Si le sociologue Edgar Morin, en France, et Jurgen Habermas, en Allemagne, estiment que nos dirigeants, au lieu de se précipiter dans la fourniture d’armes lourdes qui nous transforment en co-belligérants, devraient faire beaucoup plus pour penser la fin du conflit (Source : Ouest-France), pour l’instant, hélas, peu d’intellectuels européens s’offusquent du rouleau compresseur médiatique qui cherche à laminer le moindre doute du bien fondé des agissements de l’OTAN et de ses membres.

Lors de la cérémonie d’ouverture du 75e Festival annuel du film de Cannes, le président ukrainien Volodymyr Zelensky est apparu dans un message vidéo propagandiste, prononçant un discours sur l’importance de la création cinématographique en pleine guerre. Une prestation que Jean-Luc Godard, le légendaire réalisateur franco-suisse et l’un des cinéastes européens les plus influents du 20e siècle, a vertement dénoncé.

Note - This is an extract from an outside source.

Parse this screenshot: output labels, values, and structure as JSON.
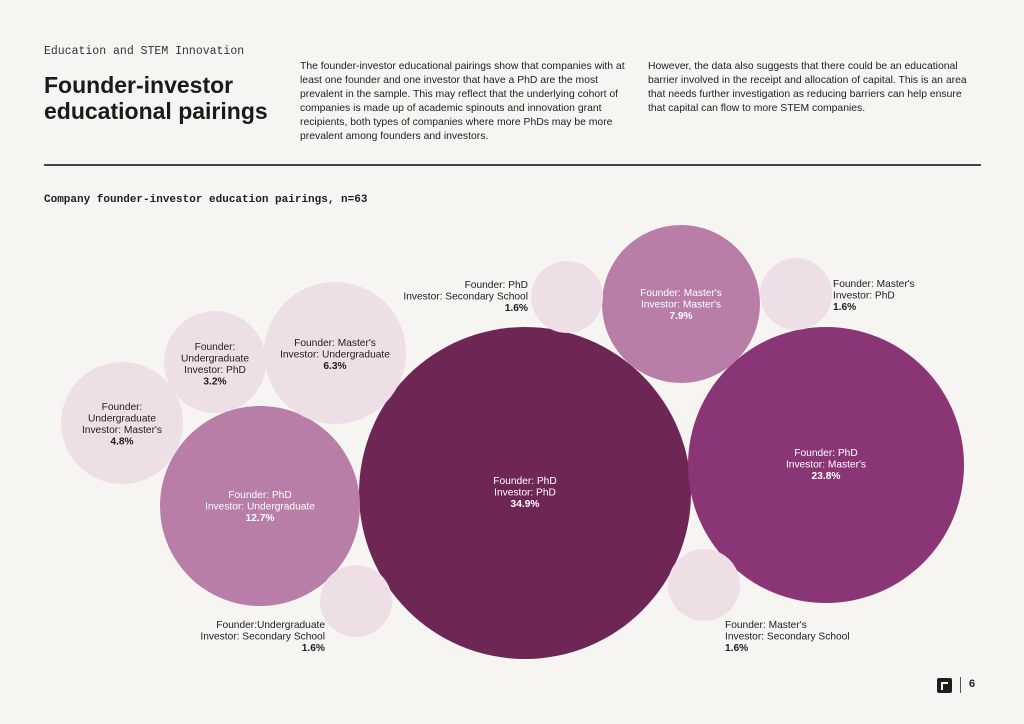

Godard est « l’un des derniers à oser dire ce qu’il pense vraiment contrairement à ses confrères, remarque le site Apar.tv. Sa dernière prise de parole concerne Zelensky au Festival de Cannes. Il va avoir du mal à financer son prochain film, c’est certain, mais il est libre et la liberté de parole c’est mieux que de finir à genoux devant la main de celui qui paye ».

Pour le cinéaste, « l’intervention de Zelensky au festival cannois va de soi si vous regardez ça sous l’angle de ce qu’on appelle ‘la mise en scène’ : un mauvais acteur, un comédien professionnel, sous l’œil d’autres professionnels de leurs propres professions. Je crois que j’avais dû dire quelque chose dans ce sens il y a longtemps. Il aura donc fallu la mise en scène d’une énième guerre mondiale et la menace d’une autre catastrophe pour qu’on sache que Cannes est un outil de propagande comme un autre. Ils propagent l’esthétique occidentale, quoi ».

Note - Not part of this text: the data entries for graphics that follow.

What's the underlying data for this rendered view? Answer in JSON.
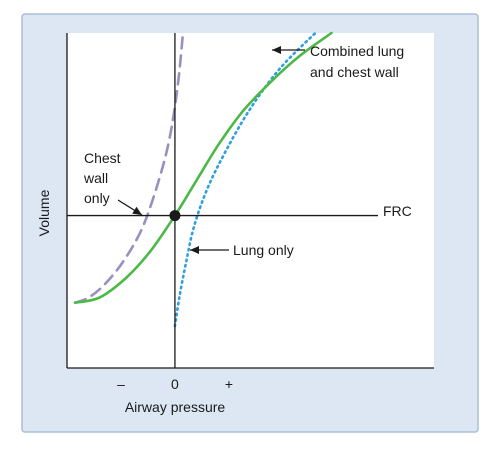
{
  "chart_data": {
    "type": "line",
    "title": "",
    "xlabel": "Airway pressure",
    "ylabel": "Volume",
    "x_ticks": [
      "–",
      "0",
      "+"
    ],
    "x_tick_values": [
      -1,
      0,
      1
    ],
    "xlim": [
      -2.0,
      4.8
    ],
    "ylim": [
      -4.55,
      5.45
    ],
    "reference_line": {
      "label": "FRC",
      "y": 0
    },
    "origin_marker": {
      "x": 0,
      "y": 0
    },
    "series": [
      {
        "name": "Chest wall only",
        "style": "dashed",
        "color": "#9b8fc0",
        "x": [
          -1.85,
          -1.6,
          -1.3,
          -0.95,
          -0.6,
          -0.3,
          -0.1,
          0.05,
          0.15
        ],
        "y": [
          -2.6,
          -2.45,
          -2.05,
          -1.35,
          -0.35,
          1.05,
          2.3,
          3.85,
          5.45
        ]
      },
      {
        "name": "Lung only",
        "style": "dotted",
        "color": "#2f9fe0",
        "x": [
          0.0,
          0.08,
          0.2,
          0.35,
          0.6,
          0.95,
          1.4,
          1.95,
          2.6
        ],
        "y": [
          -3.3,
          -2.45,
          -1.45,
          -0.35,
          0.8,
          1.95,
          3.2,
          4.4,
          5.45
        ]
      },
      {
        "name": "Combined lung and chest wall",
        "style": "solid",
        "color": "#4cb848",
        "x": [
          -1.85,
          -1.4,
          -0.9,
          -0.45,
          0.0,
          0.4,
          0.8,
          1.25,
          1.75,
          2.3,
          2.9
        ],
        "y": [
          -2.6,
          -2.45,
          -1.85,
          -1.05,
          0.0,
          1.05,
          2.1,
          3.1,
          3.95,
          4.75,
          5.45
        ]
      }
    ],
    "annotations": [
      {
        "lines": [
          "Combined lung",
          "and chest wall"
        ],
        "target": "Combined lung and chest wall"
      },
      {
        "lines": [
          "Lung only"
        ],
        "target": "Lung only"
      },
      {
        "lines": [
          "Chest",
          "wall",
          "only"
        ],
        "target": "Chest wall only"
      },
      {
        "lines": [
          "FRC"
        ],
        "target": "reference_line"
      }
    ]
  },
  "colors": {
    "panel_background": "#dce7f3",
    "panel_border": "#a9bfd8",
    "plot_background": "#ffffff",
    "axis": "#1a1a1a"
  }
}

« S’en rendre compte n’est pas grand-chose mais c’est déjà ça, poursuit-il. La vérité des images avance lentement. Maintenant, imaginez que la guerre elle-même soit cette esthétique déployée lors d’un festival mondial, dont les parties prenantes sont les États en conflit, ou plutôt « en intérêts », diffusant des représentations dont on est tous spectateurs… vous comme moi ».

Il est évident, du moins pour toute personne ayant gardé sa raison au milieu de la confusion générale, que les réactions et les sanctions qui ont été appliquées sont totalement démesurées, tant dans leurs aspects économiques que dans leurs aspects culturels.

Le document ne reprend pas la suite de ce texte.